Aim: To evaluate the surgical outcomes of phacoemulsification performed at National University Hospital, Singapore, with emphasis on the results achieved by residents.
Methods: This was a retrospective analysis of surgical outcomes of patients who underwent phacoemulsification in a restructured hospital in 2008. The study included 318 eyes of patients of predominantly Asian descent. Pre- and postoperative best-corrected visual acuity, perioperative complications and associations of patient, surgical and surgeon factors were studied.
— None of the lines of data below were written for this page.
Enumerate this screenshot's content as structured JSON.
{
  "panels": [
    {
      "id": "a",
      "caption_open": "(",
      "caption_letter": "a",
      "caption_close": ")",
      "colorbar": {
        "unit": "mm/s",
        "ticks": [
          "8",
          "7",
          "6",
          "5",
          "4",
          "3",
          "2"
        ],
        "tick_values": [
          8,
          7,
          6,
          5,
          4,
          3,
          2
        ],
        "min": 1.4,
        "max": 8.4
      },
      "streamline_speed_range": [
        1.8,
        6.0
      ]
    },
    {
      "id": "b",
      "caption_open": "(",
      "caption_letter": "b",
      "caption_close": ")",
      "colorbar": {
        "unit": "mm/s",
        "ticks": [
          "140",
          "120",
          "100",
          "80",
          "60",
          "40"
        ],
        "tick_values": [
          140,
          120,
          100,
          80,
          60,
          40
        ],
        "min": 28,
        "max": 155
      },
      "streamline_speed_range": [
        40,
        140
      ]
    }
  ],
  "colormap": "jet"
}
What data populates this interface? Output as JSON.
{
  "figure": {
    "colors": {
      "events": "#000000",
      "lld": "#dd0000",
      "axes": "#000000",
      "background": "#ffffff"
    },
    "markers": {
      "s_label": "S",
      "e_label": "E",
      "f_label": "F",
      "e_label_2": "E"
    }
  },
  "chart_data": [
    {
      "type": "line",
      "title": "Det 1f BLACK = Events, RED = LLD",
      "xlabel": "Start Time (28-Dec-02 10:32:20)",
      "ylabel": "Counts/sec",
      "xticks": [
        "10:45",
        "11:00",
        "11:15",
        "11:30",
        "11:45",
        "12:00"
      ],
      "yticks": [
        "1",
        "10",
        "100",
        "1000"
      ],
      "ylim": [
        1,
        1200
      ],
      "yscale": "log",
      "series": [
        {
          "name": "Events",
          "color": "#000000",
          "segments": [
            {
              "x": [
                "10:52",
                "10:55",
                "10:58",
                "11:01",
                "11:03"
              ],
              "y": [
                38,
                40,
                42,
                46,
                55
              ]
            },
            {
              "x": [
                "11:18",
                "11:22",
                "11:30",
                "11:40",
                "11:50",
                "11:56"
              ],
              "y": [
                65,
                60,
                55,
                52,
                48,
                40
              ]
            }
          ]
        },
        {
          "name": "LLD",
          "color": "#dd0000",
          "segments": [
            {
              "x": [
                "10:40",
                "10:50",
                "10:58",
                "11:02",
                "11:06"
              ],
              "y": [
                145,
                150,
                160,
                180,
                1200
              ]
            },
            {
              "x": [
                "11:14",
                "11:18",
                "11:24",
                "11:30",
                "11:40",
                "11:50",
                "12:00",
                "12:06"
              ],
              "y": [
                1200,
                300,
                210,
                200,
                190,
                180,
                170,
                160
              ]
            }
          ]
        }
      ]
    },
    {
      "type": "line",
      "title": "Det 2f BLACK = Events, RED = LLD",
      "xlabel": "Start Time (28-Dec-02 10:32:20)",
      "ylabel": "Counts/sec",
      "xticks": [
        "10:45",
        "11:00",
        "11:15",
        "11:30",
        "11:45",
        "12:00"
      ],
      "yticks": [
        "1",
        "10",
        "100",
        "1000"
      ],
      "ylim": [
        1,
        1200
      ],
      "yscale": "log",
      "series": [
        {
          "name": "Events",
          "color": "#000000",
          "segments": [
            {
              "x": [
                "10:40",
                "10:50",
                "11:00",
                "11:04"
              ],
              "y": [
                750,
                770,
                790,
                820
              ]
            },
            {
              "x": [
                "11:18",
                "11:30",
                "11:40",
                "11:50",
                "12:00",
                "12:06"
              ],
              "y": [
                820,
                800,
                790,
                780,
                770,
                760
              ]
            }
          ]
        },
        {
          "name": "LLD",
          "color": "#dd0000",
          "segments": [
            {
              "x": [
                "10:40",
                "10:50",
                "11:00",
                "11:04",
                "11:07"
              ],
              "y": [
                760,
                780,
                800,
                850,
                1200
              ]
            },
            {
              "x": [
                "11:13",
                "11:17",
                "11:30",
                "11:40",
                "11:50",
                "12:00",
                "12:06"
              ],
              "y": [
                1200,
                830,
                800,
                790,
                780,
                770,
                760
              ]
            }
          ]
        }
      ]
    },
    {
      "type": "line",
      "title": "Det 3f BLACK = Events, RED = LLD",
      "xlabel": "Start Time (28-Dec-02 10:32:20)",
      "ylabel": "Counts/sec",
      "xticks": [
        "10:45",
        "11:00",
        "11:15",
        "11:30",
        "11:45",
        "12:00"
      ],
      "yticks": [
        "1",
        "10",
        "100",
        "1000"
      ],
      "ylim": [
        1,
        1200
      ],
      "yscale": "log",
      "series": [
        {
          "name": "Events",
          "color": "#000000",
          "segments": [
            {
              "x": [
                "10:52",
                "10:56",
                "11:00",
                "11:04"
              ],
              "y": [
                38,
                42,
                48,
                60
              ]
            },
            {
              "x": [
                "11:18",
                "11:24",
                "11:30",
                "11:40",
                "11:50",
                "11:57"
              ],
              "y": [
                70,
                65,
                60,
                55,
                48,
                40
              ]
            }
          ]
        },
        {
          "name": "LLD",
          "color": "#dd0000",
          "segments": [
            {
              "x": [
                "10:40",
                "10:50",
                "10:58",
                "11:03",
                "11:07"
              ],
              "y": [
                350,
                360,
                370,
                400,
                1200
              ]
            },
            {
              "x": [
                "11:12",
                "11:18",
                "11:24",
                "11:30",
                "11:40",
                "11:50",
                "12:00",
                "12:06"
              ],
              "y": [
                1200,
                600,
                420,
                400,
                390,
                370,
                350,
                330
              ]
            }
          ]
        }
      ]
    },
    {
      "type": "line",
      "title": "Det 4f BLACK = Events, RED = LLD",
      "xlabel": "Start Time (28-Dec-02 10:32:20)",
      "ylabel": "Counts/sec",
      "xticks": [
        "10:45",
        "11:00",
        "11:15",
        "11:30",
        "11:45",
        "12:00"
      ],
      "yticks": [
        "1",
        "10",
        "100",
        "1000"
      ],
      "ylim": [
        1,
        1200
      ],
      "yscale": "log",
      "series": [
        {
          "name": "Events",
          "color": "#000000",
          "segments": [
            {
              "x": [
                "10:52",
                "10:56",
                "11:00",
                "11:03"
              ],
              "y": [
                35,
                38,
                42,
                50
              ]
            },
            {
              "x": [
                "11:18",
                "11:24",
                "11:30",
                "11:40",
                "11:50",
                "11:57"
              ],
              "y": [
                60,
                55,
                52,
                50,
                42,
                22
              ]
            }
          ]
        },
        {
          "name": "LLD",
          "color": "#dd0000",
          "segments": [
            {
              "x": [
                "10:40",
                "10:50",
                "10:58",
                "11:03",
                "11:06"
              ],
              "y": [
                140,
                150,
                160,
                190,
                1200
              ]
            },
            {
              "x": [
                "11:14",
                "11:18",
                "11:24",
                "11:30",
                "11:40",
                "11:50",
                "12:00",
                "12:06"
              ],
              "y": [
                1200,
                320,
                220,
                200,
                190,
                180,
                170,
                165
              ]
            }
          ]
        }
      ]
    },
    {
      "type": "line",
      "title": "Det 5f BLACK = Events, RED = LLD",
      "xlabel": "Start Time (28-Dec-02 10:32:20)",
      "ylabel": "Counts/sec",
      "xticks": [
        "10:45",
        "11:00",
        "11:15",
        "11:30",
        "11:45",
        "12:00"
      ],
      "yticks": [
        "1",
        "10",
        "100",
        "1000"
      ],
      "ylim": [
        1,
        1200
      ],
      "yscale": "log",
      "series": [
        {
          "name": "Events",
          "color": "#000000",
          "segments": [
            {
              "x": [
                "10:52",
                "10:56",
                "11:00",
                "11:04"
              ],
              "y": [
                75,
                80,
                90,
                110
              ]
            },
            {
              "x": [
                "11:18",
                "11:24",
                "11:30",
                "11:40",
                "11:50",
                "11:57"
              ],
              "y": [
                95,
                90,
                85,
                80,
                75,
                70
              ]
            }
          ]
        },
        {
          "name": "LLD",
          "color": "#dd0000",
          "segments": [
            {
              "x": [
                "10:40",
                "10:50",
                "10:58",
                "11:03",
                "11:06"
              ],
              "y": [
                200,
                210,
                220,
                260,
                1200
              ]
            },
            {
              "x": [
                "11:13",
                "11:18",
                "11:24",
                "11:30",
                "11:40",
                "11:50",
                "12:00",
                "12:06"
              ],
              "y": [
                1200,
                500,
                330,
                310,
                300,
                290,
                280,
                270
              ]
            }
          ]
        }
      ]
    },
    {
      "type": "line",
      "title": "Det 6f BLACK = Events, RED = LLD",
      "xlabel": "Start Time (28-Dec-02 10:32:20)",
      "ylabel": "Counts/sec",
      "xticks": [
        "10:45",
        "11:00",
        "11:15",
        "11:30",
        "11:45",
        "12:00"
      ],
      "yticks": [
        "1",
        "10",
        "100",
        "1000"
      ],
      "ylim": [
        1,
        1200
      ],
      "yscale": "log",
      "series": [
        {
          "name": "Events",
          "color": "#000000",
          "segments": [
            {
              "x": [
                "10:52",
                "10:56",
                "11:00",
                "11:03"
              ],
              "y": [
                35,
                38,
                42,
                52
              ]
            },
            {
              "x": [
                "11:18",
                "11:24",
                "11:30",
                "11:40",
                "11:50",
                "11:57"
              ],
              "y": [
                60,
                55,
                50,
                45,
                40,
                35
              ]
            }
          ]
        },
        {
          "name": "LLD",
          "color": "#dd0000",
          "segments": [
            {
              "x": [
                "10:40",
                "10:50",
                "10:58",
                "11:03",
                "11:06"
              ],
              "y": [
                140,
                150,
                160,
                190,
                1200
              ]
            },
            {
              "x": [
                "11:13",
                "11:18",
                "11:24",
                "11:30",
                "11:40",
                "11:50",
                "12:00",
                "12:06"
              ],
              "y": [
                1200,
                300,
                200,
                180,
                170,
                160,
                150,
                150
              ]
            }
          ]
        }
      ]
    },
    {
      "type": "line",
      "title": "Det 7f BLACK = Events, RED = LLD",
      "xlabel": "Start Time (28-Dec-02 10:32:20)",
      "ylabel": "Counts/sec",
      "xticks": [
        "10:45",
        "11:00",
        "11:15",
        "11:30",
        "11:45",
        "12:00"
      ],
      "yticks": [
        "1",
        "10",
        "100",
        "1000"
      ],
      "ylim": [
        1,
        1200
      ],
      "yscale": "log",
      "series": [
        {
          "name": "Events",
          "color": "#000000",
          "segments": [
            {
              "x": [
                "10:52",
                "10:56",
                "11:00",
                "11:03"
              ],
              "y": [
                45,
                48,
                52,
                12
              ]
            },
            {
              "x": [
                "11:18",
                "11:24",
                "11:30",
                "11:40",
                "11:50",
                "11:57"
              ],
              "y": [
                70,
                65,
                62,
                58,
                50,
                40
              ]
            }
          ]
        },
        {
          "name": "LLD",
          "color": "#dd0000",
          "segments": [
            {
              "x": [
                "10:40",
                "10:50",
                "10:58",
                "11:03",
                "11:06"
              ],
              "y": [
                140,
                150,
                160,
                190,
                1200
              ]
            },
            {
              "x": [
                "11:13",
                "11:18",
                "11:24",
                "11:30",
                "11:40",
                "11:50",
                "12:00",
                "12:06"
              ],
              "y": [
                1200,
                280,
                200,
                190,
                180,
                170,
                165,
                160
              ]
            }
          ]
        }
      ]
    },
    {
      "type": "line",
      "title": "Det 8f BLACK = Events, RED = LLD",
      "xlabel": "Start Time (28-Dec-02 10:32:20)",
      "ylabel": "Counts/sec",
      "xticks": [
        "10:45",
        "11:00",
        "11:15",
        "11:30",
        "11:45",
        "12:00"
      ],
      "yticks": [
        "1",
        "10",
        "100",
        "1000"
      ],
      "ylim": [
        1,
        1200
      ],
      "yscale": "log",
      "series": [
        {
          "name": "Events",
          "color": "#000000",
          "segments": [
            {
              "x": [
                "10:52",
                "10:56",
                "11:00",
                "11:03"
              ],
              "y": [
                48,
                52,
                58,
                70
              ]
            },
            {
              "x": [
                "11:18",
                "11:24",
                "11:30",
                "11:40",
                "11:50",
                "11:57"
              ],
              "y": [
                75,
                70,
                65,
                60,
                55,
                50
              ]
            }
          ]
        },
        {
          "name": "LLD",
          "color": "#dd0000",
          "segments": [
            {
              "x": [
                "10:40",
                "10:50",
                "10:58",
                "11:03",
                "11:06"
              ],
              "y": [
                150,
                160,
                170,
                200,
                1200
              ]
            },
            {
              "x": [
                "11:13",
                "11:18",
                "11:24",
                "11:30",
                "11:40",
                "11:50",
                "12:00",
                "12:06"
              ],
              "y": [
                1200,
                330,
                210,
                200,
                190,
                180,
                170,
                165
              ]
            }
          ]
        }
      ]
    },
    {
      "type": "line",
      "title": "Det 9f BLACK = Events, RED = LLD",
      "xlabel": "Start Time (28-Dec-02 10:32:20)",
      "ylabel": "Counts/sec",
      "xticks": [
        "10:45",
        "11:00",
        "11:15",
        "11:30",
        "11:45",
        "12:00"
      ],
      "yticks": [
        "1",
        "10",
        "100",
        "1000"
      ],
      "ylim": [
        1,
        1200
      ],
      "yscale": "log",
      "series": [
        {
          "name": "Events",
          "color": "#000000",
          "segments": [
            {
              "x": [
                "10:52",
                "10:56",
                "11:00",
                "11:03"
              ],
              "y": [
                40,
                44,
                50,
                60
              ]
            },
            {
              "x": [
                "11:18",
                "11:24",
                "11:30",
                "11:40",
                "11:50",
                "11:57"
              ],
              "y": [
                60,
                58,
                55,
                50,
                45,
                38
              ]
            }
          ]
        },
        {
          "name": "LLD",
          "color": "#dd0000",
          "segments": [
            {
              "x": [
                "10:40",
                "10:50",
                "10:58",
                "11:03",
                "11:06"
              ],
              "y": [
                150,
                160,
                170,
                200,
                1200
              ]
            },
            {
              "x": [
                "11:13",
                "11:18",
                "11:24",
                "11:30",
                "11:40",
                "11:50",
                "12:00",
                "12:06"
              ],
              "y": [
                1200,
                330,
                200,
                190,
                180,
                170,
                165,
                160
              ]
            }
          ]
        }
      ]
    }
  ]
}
One-way analysis of variance for means, chi-squared test for proportions, and multivariate analyses were performed to determine factors associated with postoperative best-corrected visual acuity outcomes. Main outcome measures included postoperative best-corrected visual acuity, degree of improvement in best-corrected visual acuity, and achievement of specific best-corrected visual acuity targets of 6/9 and 6/12 at postoperative months 1 and 3.
Results: Duration of surgery of less than 20 minutes was found to be significantly associated with better postoperative best-corrected visual acuity. Level of surgical experience was also associated with better
postoperative best-corrected visual acuity at postoperative months 1 (p < 0.001) and 3 (p = 0.004). While senior consultants produced the best postoperative best-corrected visual acuity outcomes, the results achieved by residents were comparable to those reported in prior resident-only studies. For surgeries performed by residents, the overall rate of posterior capsule rupture was 3.1% with a 0.0% rate of vitreous loss.
Conclusions: The continued close guidance and training of ophthalmology residents in a restructured Asian training hospital will ensure that complication rates remain low while maintaining postoperative outcomes at safe levels.